Class #1237
Artemis BJJ (my living room), Bristol, UK - 14/08/2020
I definitely wasn't expecting to still be teaching over Zoom from my living room a year after the pandemic started, but such is life. There was that brief period of being able to train in person, over September and October 2020, but other than that it's been all Zoom since March 2020. Still, I can't complain as I'm in a much better position than many other people who run BJJ clubs as their livelihood. My awesome students have continued to stay engaged, with enough of them paying fees that I can keep the club going and my own head above water.
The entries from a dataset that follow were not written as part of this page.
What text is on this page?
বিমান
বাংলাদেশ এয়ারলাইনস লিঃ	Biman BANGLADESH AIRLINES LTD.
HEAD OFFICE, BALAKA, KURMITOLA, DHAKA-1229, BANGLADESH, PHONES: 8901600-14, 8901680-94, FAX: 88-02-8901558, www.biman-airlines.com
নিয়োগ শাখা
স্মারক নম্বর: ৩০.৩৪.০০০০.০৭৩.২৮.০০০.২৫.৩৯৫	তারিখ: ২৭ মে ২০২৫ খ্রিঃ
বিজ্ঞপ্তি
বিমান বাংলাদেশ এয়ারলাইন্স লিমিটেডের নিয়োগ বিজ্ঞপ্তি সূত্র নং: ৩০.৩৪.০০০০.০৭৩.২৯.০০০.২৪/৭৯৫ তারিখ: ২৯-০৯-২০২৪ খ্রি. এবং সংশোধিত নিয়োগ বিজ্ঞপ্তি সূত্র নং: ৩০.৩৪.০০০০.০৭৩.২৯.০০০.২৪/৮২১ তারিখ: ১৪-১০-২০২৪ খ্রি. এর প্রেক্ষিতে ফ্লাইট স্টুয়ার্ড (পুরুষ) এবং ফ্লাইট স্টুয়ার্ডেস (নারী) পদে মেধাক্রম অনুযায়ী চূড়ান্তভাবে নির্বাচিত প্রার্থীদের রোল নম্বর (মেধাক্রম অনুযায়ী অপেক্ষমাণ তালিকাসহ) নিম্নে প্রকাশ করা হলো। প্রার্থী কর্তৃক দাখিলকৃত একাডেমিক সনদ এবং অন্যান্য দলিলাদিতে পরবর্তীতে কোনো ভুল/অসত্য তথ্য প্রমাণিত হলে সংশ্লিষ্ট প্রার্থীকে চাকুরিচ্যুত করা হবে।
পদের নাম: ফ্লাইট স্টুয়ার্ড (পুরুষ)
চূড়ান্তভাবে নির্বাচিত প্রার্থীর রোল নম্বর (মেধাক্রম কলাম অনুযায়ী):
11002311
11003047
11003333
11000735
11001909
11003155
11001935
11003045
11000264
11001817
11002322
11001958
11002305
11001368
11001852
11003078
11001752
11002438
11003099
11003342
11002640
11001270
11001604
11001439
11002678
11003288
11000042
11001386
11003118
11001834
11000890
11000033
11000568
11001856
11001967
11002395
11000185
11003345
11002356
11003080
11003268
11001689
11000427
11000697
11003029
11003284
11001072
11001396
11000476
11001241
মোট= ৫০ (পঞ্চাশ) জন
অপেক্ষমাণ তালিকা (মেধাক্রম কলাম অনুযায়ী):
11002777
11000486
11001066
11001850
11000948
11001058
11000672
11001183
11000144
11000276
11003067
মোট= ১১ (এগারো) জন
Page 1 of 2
The format of classes is something I continue to tweak. At the moment, I do 5 solo drills, two and half minutes each. There are two solo drills I include every time (sliding shrimps and the grilled chicken self-directed sequence, meaning students can combine the grilled chicken elements and variations they know however they want), with three other solo drills I pick from my big spreadsheet (which is up to 100+ drills now).
After that, I move on to 3 grappling dummy drills, again picked from the spreadsheet, three and a half minutes to drill each time. To finish up, I'll go into another technique in more depth, then stretch to end the class. That works out at an hour, sometimes slightly under, sometimes slightly more if I get plenty of questions.
The addition of a daytime class on Tuesdays, which I started doing last month, has helped a lot too (especially as the main people who attend are a couple drilling together, which keeps it grounded because I get to see how the drill I just taught on a dummy works on a human). Just as with the daytime classes I teach in the mysterious otherworld of pre-covid, I use daytime classes to prepare for the evening class the following day. It always ends up being educational for me, enabling drills to be refined or dropped. It has also meant that I can keep trying out videos I've seen that interest me, whether that's a random cool variation or an entire instructional.
My main project continues to be Priit's grilled chicken open guard. I also picked up his running escape and baby bridge instructional, which I'm going to dig into properly over the next side control month (which is March). I think I could develop a self-directed running escape drills sequence, like I have with grilled chicken.
I'm still finding good stuff on the internet for the basic techniques too. I'm particularly pleased that thanks to inspiration from Ritchie Yip's list on GrappleArts, I've got a few passing drills to play with now too. Yesterday I went through a knee cut drill self directed sequence, which I built out of Yip's drills plus my own modification. That went pretty well, I'm going to keep trying to bring in passes this month. As my grappling dummy doesn't have any legs, I didn't think it would be possible to teach passes, but it turns out it is (you can even use an arm to substitute as a leg, like with the knee cut/slide pass).